Date: 7 November
Time: 17.00-18.30
Venue: Grove Auditorium, Magdalen College, Oxford
Few scholars have so far studied the intersection of Enlightenment debates over suicide, on the one hand, and the transatlantic slave trade and colonial slavery, on the other, despite the importance of slave suicides during the Middle Passage or on American plantations. Recent studies have shown that British abolitionists made slave suicides one of their major arguments for prohibiting the “infamous commerce,” but without making the connection with more general discussions of suicide. Moreover, we do not know what happened on the French side. This lecture will analyse the relationship between suicide and slavery in Enlightenment thought, particularly in France and Britain. It will address the sources on slave suicides available to Enlightenment writers and the place given to Africa and African slavery in universal histories of suicide; the way in which the themes of suicide and slavery intersected in the literary works of major Enlightenment authors, from Montesquieu to Bernardin de Saint-Pierre, and the role played by voluntary death in the construction of the figure of the black hero; and, finally, the importance of slave suicides in both the Encyclopédie and the Histoire des deux Indes, as well as in the writings of British and French abolitionists.

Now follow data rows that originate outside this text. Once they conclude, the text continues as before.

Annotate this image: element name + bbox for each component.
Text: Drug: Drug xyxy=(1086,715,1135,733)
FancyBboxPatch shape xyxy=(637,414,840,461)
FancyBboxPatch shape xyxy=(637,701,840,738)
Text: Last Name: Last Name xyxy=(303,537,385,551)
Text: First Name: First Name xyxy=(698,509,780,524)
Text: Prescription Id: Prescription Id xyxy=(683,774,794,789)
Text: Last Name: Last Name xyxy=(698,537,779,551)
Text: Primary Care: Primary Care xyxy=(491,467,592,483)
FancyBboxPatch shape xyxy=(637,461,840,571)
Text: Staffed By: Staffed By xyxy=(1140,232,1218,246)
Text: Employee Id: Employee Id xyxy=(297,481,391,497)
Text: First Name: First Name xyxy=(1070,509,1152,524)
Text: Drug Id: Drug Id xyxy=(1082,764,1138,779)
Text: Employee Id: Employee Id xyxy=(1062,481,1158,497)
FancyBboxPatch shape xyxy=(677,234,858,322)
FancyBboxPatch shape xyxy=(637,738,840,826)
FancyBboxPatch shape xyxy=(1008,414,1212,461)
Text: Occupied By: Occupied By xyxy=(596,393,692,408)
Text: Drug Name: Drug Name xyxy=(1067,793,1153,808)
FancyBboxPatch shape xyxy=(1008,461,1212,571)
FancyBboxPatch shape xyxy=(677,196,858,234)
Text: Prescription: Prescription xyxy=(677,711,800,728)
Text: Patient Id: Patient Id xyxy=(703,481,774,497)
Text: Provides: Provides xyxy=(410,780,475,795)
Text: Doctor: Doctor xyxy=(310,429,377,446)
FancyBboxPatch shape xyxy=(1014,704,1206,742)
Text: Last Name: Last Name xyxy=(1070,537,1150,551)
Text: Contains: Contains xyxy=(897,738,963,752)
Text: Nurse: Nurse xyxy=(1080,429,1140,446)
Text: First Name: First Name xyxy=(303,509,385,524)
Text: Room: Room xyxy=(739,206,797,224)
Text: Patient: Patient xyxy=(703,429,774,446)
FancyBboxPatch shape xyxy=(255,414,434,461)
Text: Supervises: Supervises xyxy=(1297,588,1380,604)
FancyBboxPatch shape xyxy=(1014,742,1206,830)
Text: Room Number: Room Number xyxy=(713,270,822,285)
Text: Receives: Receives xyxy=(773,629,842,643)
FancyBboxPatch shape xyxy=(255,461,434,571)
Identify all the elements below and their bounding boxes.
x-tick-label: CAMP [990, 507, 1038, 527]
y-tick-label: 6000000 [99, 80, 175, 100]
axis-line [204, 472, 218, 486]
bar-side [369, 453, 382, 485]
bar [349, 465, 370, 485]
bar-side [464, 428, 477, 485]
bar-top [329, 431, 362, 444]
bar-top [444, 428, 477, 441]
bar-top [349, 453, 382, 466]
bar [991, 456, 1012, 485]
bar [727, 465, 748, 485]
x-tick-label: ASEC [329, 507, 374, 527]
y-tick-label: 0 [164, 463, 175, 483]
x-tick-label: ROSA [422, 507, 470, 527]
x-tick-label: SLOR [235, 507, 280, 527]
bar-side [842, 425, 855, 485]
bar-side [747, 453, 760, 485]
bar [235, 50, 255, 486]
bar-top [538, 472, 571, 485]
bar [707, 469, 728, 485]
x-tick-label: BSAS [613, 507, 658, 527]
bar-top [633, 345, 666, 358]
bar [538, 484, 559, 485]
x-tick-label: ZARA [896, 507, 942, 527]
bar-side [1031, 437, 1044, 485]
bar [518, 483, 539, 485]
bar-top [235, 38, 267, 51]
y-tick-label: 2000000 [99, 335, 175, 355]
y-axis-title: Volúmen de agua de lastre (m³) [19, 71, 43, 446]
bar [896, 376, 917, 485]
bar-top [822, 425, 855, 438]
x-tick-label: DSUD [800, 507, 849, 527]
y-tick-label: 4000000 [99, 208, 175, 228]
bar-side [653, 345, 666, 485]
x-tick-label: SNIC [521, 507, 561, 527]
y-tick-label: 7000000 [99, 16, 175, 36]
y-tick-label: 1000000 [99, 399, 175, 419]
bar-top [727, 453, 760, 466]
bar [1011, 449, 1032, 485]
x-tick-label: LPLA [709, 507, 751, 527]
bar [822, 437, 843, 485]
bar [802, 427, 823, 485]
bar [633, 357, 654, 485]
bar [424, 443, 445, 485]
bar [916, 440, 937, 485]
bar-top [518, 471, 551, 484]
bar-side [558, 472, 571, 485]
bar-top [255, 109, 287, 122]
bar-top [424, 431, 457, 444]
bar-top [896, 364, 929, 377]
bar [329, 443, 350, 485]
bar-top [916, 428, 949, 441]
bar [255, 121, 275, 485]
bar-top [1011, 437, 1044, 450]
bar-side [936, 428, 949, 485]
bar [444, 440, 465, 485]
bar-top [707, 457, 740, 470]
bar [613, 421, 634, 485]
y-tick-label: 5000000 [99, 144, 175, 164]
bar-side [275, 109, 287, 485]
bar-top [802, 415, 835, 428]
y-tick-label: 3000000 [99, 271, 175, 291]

Cécile Vidal is a social historian of colonial empires, the slave trade, and slavery in the 17th-to the 19th-century Atlantic world. She is the author of the prize-winning Caribbean New Orleans: Empire, Race, and the Making of a Slave Society (2019), and the editor or co-editor of a dozen of edited volumes, including, with Paulin Ismard and Benedetta Rossi, Les mondes de l’esclavage. Une histoire comparée (The Worlds of Slavery: A Comparative History, 2021).